Physics - Solved, thank you.

[godspeedx]

How do you do this problem? I don't necessarily need the answer, I'm just not sure how I can do it. The only formula we know is V = X/T. (velocity = distance/time)

"Two cars are traveling in the same direction along a straight highway, one going 55mi/h constantly the other going 70 mi/h constantly. How far must the faster car travel before it has a 15 min lead on the slower car?"

to save some time:
Car A is traveling at 24.6 meters/second
Car B is traveling at 31.3 meters/second
15 minutes = 900 seconds

Thanks.

 

[Anubis]

just put 15min in for t and solve. its easy

 

[Wheatmaster]

this aint the homework hotline.
times 900 to both 24.6 and 31.3, get the difference.

 

[Hanpan]

THink of this. How far ahead must the faster car be for the distance to be equal to that travelled in 15 mins by the slower care.

Also remeber that you can think of the first car as standing still with respect to the second car. So ask yourself if this is the case how fast is the first faster car moving with respect to the now stationary car.

 

[godspeedx]

Ooooooooh, I was thinking of it in a muuuch harder way. Thanks!

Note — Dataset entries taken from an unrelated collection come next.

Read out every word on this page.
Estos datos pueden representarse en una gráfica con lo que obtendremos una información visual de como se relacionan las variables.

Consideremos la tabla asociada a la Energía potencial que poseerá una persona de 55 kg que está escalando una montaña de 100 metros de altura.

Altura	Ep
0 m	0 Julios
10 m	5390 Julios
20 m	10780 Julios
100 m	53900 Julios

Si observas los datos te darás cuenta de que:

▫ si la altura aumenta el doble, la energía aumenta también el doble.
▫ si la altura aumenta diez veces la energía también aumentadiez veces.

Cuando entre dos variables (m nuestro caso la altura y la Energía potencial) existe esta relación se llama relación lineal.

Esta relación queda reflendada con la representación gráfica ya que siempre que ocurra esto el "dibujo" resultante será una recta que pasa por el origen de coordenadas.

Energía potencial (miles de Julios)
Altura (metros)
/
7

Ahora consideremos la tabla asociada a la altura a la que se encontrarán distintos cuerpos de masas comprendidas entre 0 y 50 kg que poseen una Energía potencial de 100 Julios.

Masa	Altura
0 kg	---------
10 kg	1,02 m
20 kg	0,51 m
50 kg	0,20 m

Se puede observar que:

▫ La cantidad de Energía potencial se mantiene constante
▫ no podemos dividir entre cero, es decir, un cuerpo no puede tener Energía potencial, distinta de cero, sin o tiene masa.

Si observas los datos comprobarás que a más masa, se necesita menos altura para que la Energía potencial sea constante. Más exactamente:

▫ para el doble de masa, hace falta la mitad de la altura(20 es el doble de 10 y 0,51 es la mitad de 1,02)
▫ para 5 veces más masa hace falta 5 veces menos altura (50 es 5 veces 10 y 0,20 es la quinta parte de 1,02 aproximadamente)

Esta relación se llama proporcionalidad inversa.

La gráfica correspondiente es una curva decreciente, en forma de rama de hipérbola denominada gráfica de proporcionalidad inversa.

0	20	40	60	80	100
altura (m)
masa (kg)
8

Wait. . . there's something wrong.

 

[Krakerjak]

assume the slower car is stationary, and the faster car is traveling at the difference in speed between the 2 cars
ie. 15m/h

use v=x/t

you have v and t already.....solve for x

 

[godspeedx]

Originally posted by: Krakerjak
assume the slower car is stationary, and the faster car is traveling at the difference in speed between the 2 cars
ie. 15m/h

use v=x/t

you have v and t already.....solve for x

Ok, now it seriously clicked. I wasn't using the difference in the speed. That's what was confusing me.

 

[silverpig]

Originally posted by: Krakerjak
assume the slower car is stationary, and the faster car is traveling at the difference in speed between the 2 cars
ie. 15m/h

use v=x/t

you have v and t already.....solve for x

Unfortunately that's wrong dude.

 

[godspeedx]

Originally posted by: silverpig

Originally posted by: Krakerjak
assume the slower car is stationary, and the faster car is traveling at the difference in speed between the 2 cars
ie. 15m/h

use v=x/t

you have v and t already.....solve for x

Unfortunately that's wrong dude.

Oh yeah that is wrong, because then you would only get the distance of the car traveling at 6.7 meters/second (the difference in the speeds). He's really traveling at 31.3 m/s.

Darn lol, then what is the right way?

 

[godspeedx]

bump

 

[Krakerjak]

i give up

 

[silverpig]

What you do is you want the faster car to have a 15 minute lead on the slower car. This does NOT mean that you just make the cars travel for 15 minutes. I'll give you an example to see why.

Let's say car A is the concorde jet, and car B is you walking. Now let them go for 15 minutes, then stop them (as is suggested by some in this thread). Now, tell me how you can say that the concorde is 15 minutes ahead of you. It's like, WEEKS ahead of you because it's so much faster. The 15 minutes ahead doesn't refer to the concorde's speed, or the difference in speed, but it refers to how much time it will take you to catch up to it. This is why all suggestions so far in this thread are wrong.

A fifteen minute lead on the slower car is a distance that the slower car travels in 15 minutes. Let this distance be called Xa

Xa = Va*T1

Where Va and T1 are the velocity of the slower car, and the time it travels (900 seconds).

Xa = 24.6*900 = 22140 m

So this is the lead that the faster car must generate over the slower car. NOW you can use the other suggestions in the thread and take the difference in velocities. Let Vd = Vdifference between the cars = Vb - Va. Taking T2 = Xa/Vd you will get the time it takes for the faster car to generate this difference.

Vd = 31.3 - 24.6 = 6.7 m/s

and now

T2 = 22140/6.7 = 3304.5 s

So this is the time that it takes the fast car to generate the 15 minute lead. To figure out how far it has travelled, you just plug it back into v = x/t as you have a t and a v.

x = v*t = 3304.5 * 31.3 = 103430.85 m or ~103 km

 

[godspeedx]

You sir, are correct.
Thanks man.